On Thu, 17 Sep 2009 14:01:35 GMT, (GregS)
wrote:

In article , Josh wrote:
On Tue, 15 Sep 2009 19:43:46 GMT,
(GregS)
wrote:

I think the mechanical actually actually saves heating costs because
it does not cycle as much buy the fine tune digital will feel a lot
more comfortable and you may not have to set the temperature
as high or low.


Many (most?) digital thermostats attempt to control cycle rates also,
either by a temperature spread setting (mimicking the hysteresis of a
mechanical thermostat), or a predictive cycle count (i.e. let the temp
spread a bit more to get N cycles per hour. That's a setting on
ours)

And some thermostats "lie" to you -- the new Honeywell thermostats
installed with our AC upgrade seem to round the "current" temperature
more generously when it's close to the setpoint (e.g. if setting=73,
anything from say 72.1 to 74.5 is shown as 73, but if I change the
setting to 71, all of a sudden it's really 74 in the room :-) I think
it cuts down on complaints, and truthfully the whole AC system works
so much better than our old one well that I don't care (and I'm
usually very sensitive to small temp diffs).


Thanks for the info.

The only thing missed was a time ON reading. I used to like
it when I had oil heat, and I could compute comsumption at
3/4 gallon per hour.

I was wondering about my air conditioner. Its a 2.5 ton unit.
Seems a bit slower than after installation 3 years ago.
I measured the current draw of only about 6 amps
at 240 vac. Not counting the furnace fan. Its got to
be low, but it works. The air conditioner man said it
should work OK but I'm only putting 1500 watts into it.
Figure at least 2 KW with the furnace fan. So if it runs longer its
not drawing much electricity.


I think something's wrong with your measurements. That would be a
SEER of at least 20 (assumes PF=1). Kinda high, I would think.

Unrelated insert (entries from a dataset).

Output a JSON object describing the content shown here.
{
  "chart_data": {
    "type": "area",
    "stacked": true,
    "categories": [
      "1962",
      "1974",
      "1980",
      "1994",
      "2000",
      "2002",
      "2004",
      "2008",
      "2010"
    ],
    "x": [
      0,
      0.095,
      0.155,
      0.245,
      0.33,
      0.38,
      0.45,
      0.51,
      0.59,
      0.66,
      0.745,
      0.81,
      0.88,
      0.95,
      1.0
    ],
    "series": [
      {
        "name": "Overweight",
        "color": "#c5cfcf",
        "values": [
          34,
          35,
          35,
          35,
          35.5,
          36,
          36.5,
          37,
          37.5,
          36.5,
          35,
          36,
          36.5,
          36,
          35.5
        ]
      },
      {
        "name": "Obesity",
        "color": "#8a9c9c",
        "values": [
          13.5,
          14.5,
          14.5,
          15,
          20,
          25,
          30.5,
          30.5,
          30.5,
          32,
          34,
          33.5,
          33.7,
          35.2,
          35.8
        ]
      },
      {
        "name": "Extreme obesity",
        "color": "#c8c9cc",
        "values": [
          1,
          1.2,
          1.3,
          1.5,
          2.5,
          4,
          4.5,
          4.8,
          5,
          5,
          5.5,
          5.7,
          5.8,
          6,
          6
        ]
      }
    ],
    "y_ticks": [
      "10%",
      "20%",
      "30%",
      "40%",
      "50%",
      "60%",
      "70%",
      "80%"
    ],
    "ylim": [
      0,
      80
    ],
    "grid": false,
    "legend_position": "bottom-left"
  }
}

I was surprised at the tag to be used with 20 amp breaker.


Assume you're off by a factor of two (the real SEER of 10ish) and a
20A circuit is quite reasonable. That's what I would expect.

My old window unit draw was 23 amps at 240 vac,
and it was just a 2 ton.


That's a SEER of 5.4. Assume a PF of, say .9, and that works out to a
SEER of 6, which isn't unbelievably bad for an old AC unit.